For almost 43 years, Nourse served as the principal anchor at KSL-TV, bringing the news to Utahns. When he was 83 years old, Dick Nourse passed away.
Nourse said of her employment in the newsroom of KSL in 2007: “I was in love with my job and I wanted to be there, more than anything.”
The death of Dick Nourse came as a shocking realisation to the Utah community. He has battled cancer three times.
After appearing on his first newscast at KSL-Channel 5 in 1964, he retired from reporting in 2007.
However, no information on Dick Nourse’s cause of death or funeral plans has been made public.
A brief recap on the man behind the golden voice of Utah
He described his trip from Colorado in 1964 while operating a brand-new ’63 Corvair. He described parking on Social Hall Avenue, where Salt Lake City’s three TV stations at the time were located, during a retirement tribute on KSL in 2007.
Nourse initially applied for a position at KUTV-Channel 2, but was rejected because of his lack of experience and was told to reapply in five years.
He went to KCPX (now KTVX)-Channel 4 the next day and got the same response.
But a few days later, Nourse went to KSL, where he was given an audition, and a few days later, he was hired as a news reporter for the first time.
He quickly assembled a staff at KSL that featured sportscaster Paul James and weatherman Bob Welti, both of whom were hired from Channel 4.
This team then went on to establish themselves as one of Utah’s longest-lasting anchor teams in television history.
At KDYL-TV (now KTVX), the first television station in Salt Lake City, Welti began his television career in 1948.
In the 1960s, KSL enlisted Welti and James to work with Nourse, creating a strong combination.
For many years, this three served as a stand-in for KSL’s on-screen persona as the station gradually rose to the top of the market.
The trio’s cooperation persisted until 1991, when James and Welti decided to call it a day. Nourse had a co-anchor alongside him from 1979 to 1991; Lindsay and Shelley Thomas alternated in that capacity.
There was unquestionably tangible chemistry on their trip to Vietnam, where locals graciously welcomed them into their houses, Nourse said in an interview with The Salt Lake Tribune during his retirement in 2007.
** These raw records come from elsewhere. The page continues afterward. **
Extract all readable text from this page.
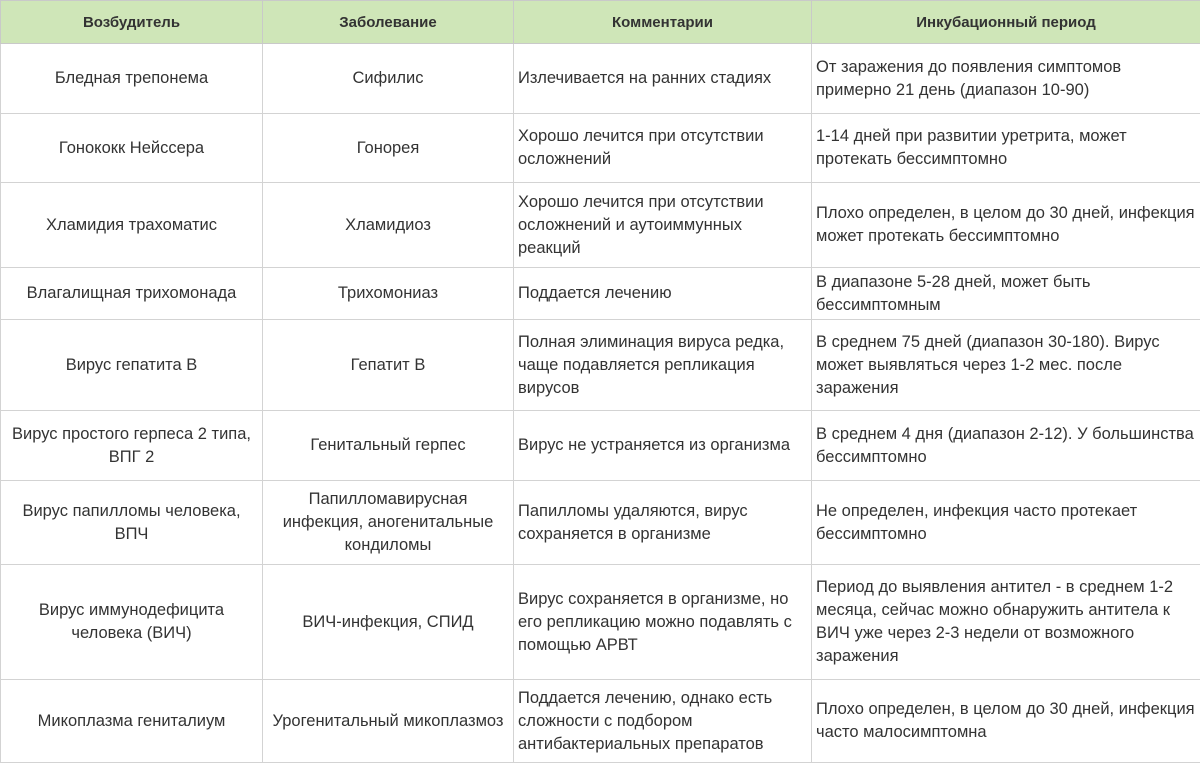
Возбудитель	Заболевание	Комментарии	Инкубационный период
Бледная трепонема	Сифилис	Излечивается на ранних стадиях	От заражения до появления симптомов примерно 21 день (диапазон 10-90)
Гонококк Нейссера	Гонорея	Хорошо лечится при отсутствии осложнений	1-14 дней при развитии уретрита, может протекать бессимптомно
Хламидия трахоматис	Хламидиоз	Хорошо лечится при отсутствии осложнений и аутоиммунных реакций	Плохо определен, в целом до 30 дней, инфекция может протекать бессимптомно
Влагалищная трихомонада	Трихомониаз	Поддается лечению	В диапазоне 5-28 дней, может быть бессимптомным
Вирус гепатита B	Гепатит B	Полная элиминация вируса редка, чаще подавляется репликация вирусов	В среднем 75 дней (диапазон 30-180). Вирус может выявляться через 1-2 мес. после заражения
Вирус простого герпеса 2 типа, ВПГ 2	Генитальный герпес	Вирус не устраняется из организма	В среднем 4 дня (диапазон 2-12). У большинства бессимптомно
Вирус папилломы человека, ВПЧ	Папилломавирусная инфекция, аногенитальные кондиломы	Папилломы удаляются, вирус сохраняется в организме	Не определен, инфекция часто протекает бессимптомно
Вирус иммунодефицита человека (ВИЧ)	ВИЧ-инфекция, СПИД	Вирус сохраняется в организме, но его репликацию можно подавлять с помощью АРВТ	Период до выявления антител - в среднем 1-2 месяца, сейчас можно обнаружить антитела к ВИЧ уже через 2-3 недели от возможного заражения
Микоплазма гениталиум	Урогенитальный микоплазмоз	Поддается лечению, однако есть сложности с подбором антибактериальных препаратов	Плохо определен, в целом до 30 дней, инфекция часто малосимптомна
During that time, Nourse might have held the record for the longest tenure as a local news anchor, according to Beth King, who was speaking on behalf of the national office of the Society of Professional Journalists.
This declaration was made following Chris Clark’s retirement from WTVF in Nashville, where he had worked for 41 years.
Nourse was regarded as a consummate professional by former KSL news director Con Psarras and was well-known for his unshakable commitment.
He demonstrated a strong work ethic and was always there, never taking a sick day. He also showed genuine compassion for the neighbourhood he served.
Before he retired, Nourse’s well publicised battle with non-Hodgkin’s disease, a lymphatic system-related malignancy, had KSL viewers by his side every step of the way. It is remarkable that he overcame this difficult form of cancer.
Public information regarding Dick Nourse’s death, including his cause of death and funeral plans, is still unavailable.